El vínculo con las madres es tan fuerte que siempre estará allí. Es un cordón umbilical visible e invisible. La relación con las madres es intensa, catártica y malsana en ocasiones y en otras placentera, cálida y tierna como si de un abrazo de algodón se tratara. En la infancia vivimos a nuestras madres de muchas maneras: ausentes, presentes, castradoras, reparadoras, autoritarias o amorosas y de otros muchos modos intermedios. De la manera que sea, las madres suelen estar muy presentes ya sea físicamente o en la fantasía ocupando un gran espacio de nuestras vidas.

Hay madres poderosas que intentamos retar cuando somos adolescentes. Queremos saber cuál es nuestro espacio. Hasta dónde podemos llegar y la tomamos a ella como medida. Después tenemos problemas con la autoridad.

Hay madres tiernas y amorosas que se esfuerzan hasta la extenuación para que que l@s hij@s tengan lo que necesitan y son tan acogedoras que cuesta crecer sin ellas, sin estar debajo de su ala.

Hay otras que no se sabe dónde están a pesar de estar con nosotros, están ausentes, en el trabajo, en sus problemas, en su mente y por eso de mayores nos sentimos perdidos en el mundo.

Hay madres seguras, que defienden sus ideas y a sus hij@s a capa y espada, arramblando con lo que haga falta, incluso hasta con la psique de sus hij@s y por eso nos sentimos inseguros sin su opinión.

Hay madres que proyectan en sus hijos sus frustraciones, sus sueños, sus deseos y de adultos no sabemos lo que queremos para nosotros.

Y es que madres hay muchas y también sólo una.

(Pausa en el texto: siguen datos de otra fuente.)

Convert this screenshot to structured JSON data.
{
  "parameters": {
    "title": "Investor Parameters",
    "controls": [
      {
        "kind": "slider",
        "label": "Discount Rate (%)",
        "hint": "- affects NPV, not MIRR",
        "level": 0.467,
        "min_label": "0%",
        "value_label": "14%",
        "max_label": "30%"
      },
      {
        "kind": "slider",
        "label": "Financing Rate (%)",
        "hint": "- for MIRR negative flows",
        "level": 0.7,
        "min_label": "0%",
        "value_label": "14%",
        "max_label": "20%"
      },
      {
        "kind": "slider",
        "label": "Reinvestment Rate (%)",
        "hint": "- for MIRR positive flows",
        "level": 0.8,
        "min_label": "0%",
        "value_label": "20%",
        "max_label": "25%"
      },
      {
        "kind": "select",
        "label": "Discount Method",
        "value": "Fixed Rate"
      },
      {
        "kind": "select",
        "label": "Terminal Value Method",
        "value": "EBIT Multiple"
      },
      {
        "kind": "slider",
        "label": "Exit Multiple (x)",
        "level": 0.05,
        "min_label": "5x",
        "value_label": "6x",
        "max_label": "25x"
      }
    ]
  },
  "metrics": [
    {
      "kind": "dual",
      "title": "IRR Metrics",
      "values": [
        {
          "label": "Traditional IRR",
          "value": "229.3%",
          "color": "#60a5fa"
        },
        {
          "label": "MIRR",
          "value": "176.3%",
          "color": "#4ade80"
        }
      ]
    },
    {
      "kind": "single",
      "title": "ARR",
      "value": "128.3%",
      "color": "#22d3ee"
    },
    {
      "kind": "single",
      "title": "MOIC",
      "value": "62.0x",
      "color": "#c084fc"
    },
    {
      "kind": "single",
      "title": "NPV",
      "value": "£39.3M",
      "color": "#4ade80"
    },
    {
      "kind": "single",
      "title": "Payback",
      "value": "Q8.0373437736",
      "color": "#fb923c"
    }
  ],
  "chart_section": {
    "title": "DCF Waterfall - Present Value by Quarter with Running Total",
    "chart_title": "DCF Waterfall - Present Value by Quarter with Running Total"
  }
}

La cuestión es que cuando no amamos a la nuestra con todos sus defectos, no podemos amarnos nosotros como madres o padres. Si no amamos lo que hubo, lo que pudo ser, nos costará mucho aceptar nuestras limitaciones y nuestras metidas de pata. Nos costará integrar la parte amorosa e insuficiente que hay en cada uno de nosotros al amar. Amando a nuestra madre, nos amamos también a nosotros mismos.